The Hanover County School Board (HCSB), for example, not only refused to adopt the VDOE’s model policies, it engaged Alliance Defending Freedom (ADF), an extremist organization labeled a hate group by the Southern Poverty Law Center, to develop equity policies, including a trans bathroom policy, for its school system. We filed a lawsuit against the school board for its failure to adopt the model policies and filed a Freedom of Information Act (FOIA) request for all communications between the Hanover County School Board and ADF.
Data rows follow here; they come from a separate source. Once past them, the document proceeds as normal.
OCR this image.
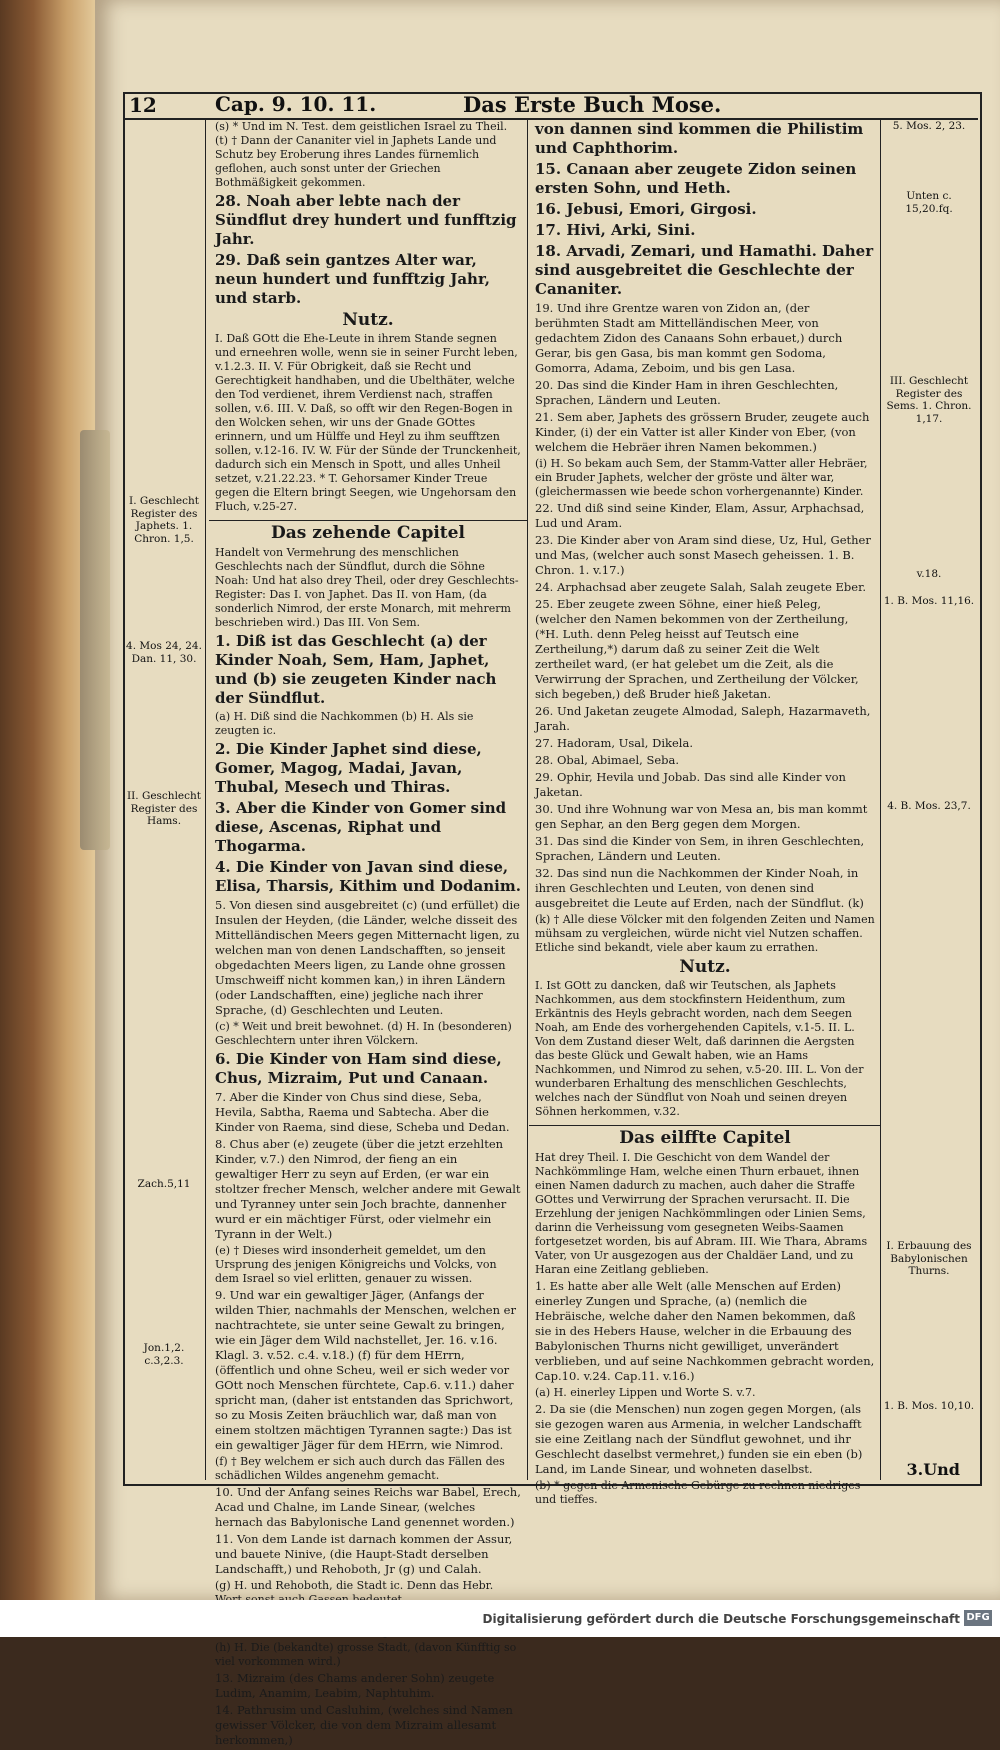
12	Cap. 9. 10. 11.	Das Erste Buch Mose.
I. Geschlecht Register des Japhets. 1. Chron. 1,5.
4. Mos 24, 24. Dan. 11, 30.
II. Geschlecht Register des Hams.
Zach.5,11
Jon.1,2. c.3,2.3.

(s) * Und im N. Test. dem geistlichen Israel zu Theil. (t) † Dann der Cananiter viel in Japhets Lande und Schutz bey Eroberung ihres Landes fürnemlich geflohen, auch sonst unter der Griechen Bothmäßigkeit gekommen.

28. Noah aber lebte nach der Sündflut drey hundert und funfftzig Jahr.

29. Daß sein gantzes Alter war, neun hundert und funfftzig Jahr, und starb.

Nutz.

I. Daß GOtt die Ehe-Leute in ihrem Stande segnen und erneehren wolle, wenn sie in seiner Furcht leben, v.1.2.3. II. V. Für Obrigkeit, daß sie Recht und Gerechtigkeit handhaben, und die Ubelthäter, welche den Tod verdienet, ihrem Verdienst nach, straffen sollen, v.6. III. V. Daß, so offt wir den Regen-Bogen in den Wolcken sehen, wir uns der Gnade GOttes erinnern, und um Hülffe und Heyl zu ihm seufftzen sollen, v.12-16. IV. W. Für der Sünde der Trunckenheit, dadurch sich ein Mensch in Spott, und alles Unheil setzet, v.21.22.23. * T. Gehorsamer Kinder Treue gegen die Eltern bringt Seegen, wie Ungehorsam den Fluch, v.25-27.

Das zehende Capitel

Handelt von Vermehrung des menschlichen Geschlechts nach der Sündflut, durch die Söhne Noah: Und hat also drey Theil, oder drey Geschlechts-Register: Das I. von Japhet. Das II. von Ham, (da sonderlich Nimrod, der erste Monarch, mit mehrerm beschrieben wird.) Das III. Von Sem.

1. Diß ist das Geschlecht (a) der Kinder Noah, Sem, Ham, Japhet, und (b) sie zeugeten Kinder nach der Sündflut.

(a) H. Diß sind die Nachkommen (b) H. Als sie zeugten ic.

2. Die Kinder Japhet sind diese, Gomer, Magog, Madai, Javan, Thubal, Mesech und Thiras.

3. Aber die Kinder von Gomer sind diese, Ascenas, Riphat und Thogarma.

4. Die Kinder von Javan sind diese, Elisa, Tharsis, Kithim und Dodanim.

5. Von diesen sind ausgebreitet (c) (und erfüllet) die Insulen der Heyden, (die Länder, welche disseit des Mittelländischen Meers gegen Mitternacht ligen, zu welchen man von denen Landschafften, so jenseit obgedachten Meers ligen, zu Lande ohne grossen Umschweiff nicht kommen kan,) in ihren Ländern (oder Landschafften, eine) jegliche nach ihrer Sprache, (d) Geschlechten und Leuten.

(c) * Weit und breit bewohnet. (d) H. In (besonderen) Geschlechtern unter ihren Völckern.

6. Die Kinder von Ham sind diese, Chus, Mizraim, Put und Canaan.

7. Aber die Kinder von Chus sind diese, Seba, Hevila, Sabtha, Raema und Sabtecha. Aber die Kinder von Raema, sind diese, Scheba und Dedan.

8. Chus aber (e) zeugete (über die jetzt erzehlten Kinder, v.7.) den Nimrod, der fieng an ein gewaltiger Herr zu seyn auf Erden, (er war ein stoltzer frecher Mensch, welcher andere mit Gewalt und Tyranney unter sein Joch brachte, dannenher wurd er ein mächtiger Fürst, oder vielmehr ein Tyrann in der Welt.)

(e) † Dieses wird insonderheit gemeldet, um den Ursprung des jenigen Königreichs und Volcks, von dem Israel so viel erlitten, genauer zu wissen.

9. Und war ein gewaltiger Jäger, (Anfangs der wilden Thier, nachmahls der Menschen, welchen er nachtrachtete, sie unter seine Gewalt zu bringen, wie ein Jäger dem Wild nachstellet, Jer. 16. v.16. Klagl. 3. v.52. c.4. v.18.) (f) für dem HErrn, (öffentlich und ohne Scheu, weil er sich weder vor GOtt noch Menschen fürchtete, Cap.6. v.11.) daher spricht man, (daher ist entstanden das Sprichwort, so zu Mosis Zeiten bräuchlich war, daß man von einem stoltzen mächtigen Tyrannen sagte:) Das ist ein gewaltiger Jäger für dem HErrn, wie Nimrod.

(f) † Bey welchem er sich auch durch das Fällen des schädlichen Wildes angenehm gemacht.

10. Und der Anfang seines Reichs war Babel, Erech, Acad und Chalne, im Lande Sinear, (welches hernach das Babylonische Land genennet worden.)

11. Von dem Lande ist darnach kommen der Assur, und bauete Ninive, (die Haupt-Stadt derselben Landschafft,) und Rehoboth, Jr (g) und Calah.

(g) H. und Rehoboth, die Stadt ic. Denn das Hebr.

(h) H. Die (bekandte) grosse Stadt, (davon Künfftig so viel vorkommen wird.)

13. Mizraim (des Chams anderer Sohn) zeugete Ludim, Anamim, Leabim, Naphtuhim.

14. Pathrusim und Casluhim, (welches sind Namen gewisser Völcker, die von dem Mizraim allesamt herkommen,)

von dannen sind kommen die Philistim und Caphthorim.

15. Canaan aber zeugete Zidon seinen ersten Sohn, und Heth.

16. Jebusi, Emori, Girgosi.

17. Hivi, Arki, Sini.

18. Arvadi, Zemari, und Hamathi. Daher sind ausgebreitet die Geschlechte der Cananiter.

19. Und ihre Grentze waren von Zidon an, (der berühmten Stadt am Mittelländischen Meer, von gedachtem Zidon des Canaans Sohn erbauet,) durch Gerar, bis gen Gasa, bis man kommt gen Sodoma, Gomorra, Adama, Zeboim, und bis gen Lasa.

20. Das sind die Kinder Ham in ihren Geschlechten, Sprachen, Ländern und Leuten.

21. Sem aber, Japhets des grössern Bruder, zeugete auch Kinder, (i) der ein Vatter ist aller Kinder von Eber, (von welchem die Hebräer ihren Namen bekommen.)

(i) H. So bekam auch Sem, der Stamm-Vatter aller Hebräer, ein Bruder Japhets, welcher der gröste und älter war, (gleichermassen wie beede schon vorhergenannte) Kinder.

22. Und diß sind seine Kinder, Elam, Assur, Arphachsad, Lud und Aram.

23. Die Kinder aber von Aram sind diese, Uz, Hul, Gether und Mas, (welcher auch sonst Masech geheissen. 1. B. Chron. 1. v.17.)

24. Arphachsad aber zeugete Salah, Salah zeugete Eber.

25. Eber zeugete zween Söhne, einer hieß Peleg, (welcher den Namen bekommen von der Zertheilung, (*H. Luth. denn Peleg heisst auf Teutsch eine Zertheilung,*) darum daß zu seiner Zeit die Welt zertheilet ward, (er hat gelebet um die Zeit, als die Verwirrung der Sprachen, und Zertheilung der Völcker, sich begeben,) deß Bruder hieß Jaketan.

26. Und Jaketan zeugete Almodad, Saleph, Hazarmaveth, Jarah.

27. Hadoram, Usal, Dikela.

28. Obal, Abimael, Seba.

29. Ophir, Hevila und Jobab. Das sind alle Kinder von Jaketan.

30. Und ihre Wohnung war von Mesa an, bis man kommt gen Sephar, an den Berg gegen dem Morgen.

31. Das sind die Kinder von Sem, in ihren Geschlechten, Sprachen, Ländern und Leuten.

32. Das sind nun die Nachkommen der Kinder Noah, in ihren Geschlechten und Leuten, von denen sind ausgebreitet die Leute auf Erden, nach der Sündflut. (k)

(k) † Alle diese Völcker mit den folgenden Zeiten und Namen mühsam zu vergleichen, würde nicht viel Nutzen schaffen. Etliche sind bekandt, viele aber kaum zu errathen.

Nutz.

I. Ist GOtt zu dancken, daß wir Teutschen, als Japhets Nachkommen, aus dem stockfinstern Heidenthum, zum Erkäntnis des Heyls gebracht worden, nach dem Seegen Noah, am Ende des vorhergehenden Capitels, v.1-5. II. L. Von dem Zustand dieser Welt, daß darinnen die Aergsten das beste Glück und Gewalt haben, wie an Hams Nachkommen, und Nimrod zu sehen, v.5-20. III. L. Von der wunderbaren Erhaltung des menschlichen Geschlechts, welches nach der Sündflut von Noah und seinen dreyen Söhnen herkommen, v.32.

Das eilffte Capitel

Hat drey Theil. I. Die Geschicht von dem Wandel der Nachkömmlinge Ham, welche einen Thurn erbauet, ihnen einen Namen dadurch zu machen, auch daher die Straffe GOttes und Verwirrung der Sprachen verursacht. II. Die Erzehlung der jenigen Nachkömmlingen oder Linien Sems, darinn die Verheissung vom gesegneten Weibs-Saamen fortgesetzet worden, bis auf Abram. III. Wie Thara, Abrams Vater, von Ur ausgezogen aus der Chaldäer Land, und zu Haran eine Zeitlang geblieben.

1. Es hatte aber alle Welt (alle Menschen auf Erden) einerley Zungen und Sprache, (a) (nemlich die Hebräische, welche daher den Namen bekommen, daß sie in des Hebers Hause, welcher in die Erbauung des Babylonischen Thurns nicht gewilliget, unverändert verblieben, und auf seine Nachkommen gebracht worden, Cap.10. v.24. Cap.11. v.16.)

(a) H. einerley Lippen und Worte S. v.7.

2. Da sie (die Menschen) nun zogen gegen Morgen, (als sie gezogen waren aus Armenia, in welcher Landschafft sie eine Zeitlang nach der Sündflut gewohnet, und ihr Geschlecht daselbst vermehret,) funden sie ein eben (b) Land, im Lande Sinear, und wohneten daselbst.

(b) * gegen die Armenische Gebürge zu rechnen niedriges und tieffes.

5. Mos. 2, 23.
Unten c. 15,20.fq.
III. Geschlecht Register des Sems. 1. Chron. 1,17.
v.18.
1. B. Mos. 11,16.
4. B. Mos. 23,7.
I. Erbauung des Babylonischen Thurns.
1. B. Mos. 10,10.
3.Und
Digitalisierung gefördert durch die Deutsche Forschungsgemeinschaft DFG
Despite these attacks, transgender and nonbinary students, along with their families and allies, have been relentless in advocating for their right to exist at school, including speaking at school board meetings, writing poems, and staging walkouts. In partnership with Equality Virginia, He She Ze and We, Side by Side Virginia, Hanover County NAACP, and more, we supported these brave students by placing a full-page ad in the Richmond Times-Dispatch in solidarity with trans students, promoting training sessions for community advocates, providing support at school board meetings, and using our platform to uplift community actions.
In addition to attacks from school boards like Hanover, the rights of transgender students were also challenged during Virginia’s legislative session. Sports team bans and an attempt to weaken the law that requires schools to adopt the VDOE’s model policies were all proposed but thwarted by our coalition and community advocates.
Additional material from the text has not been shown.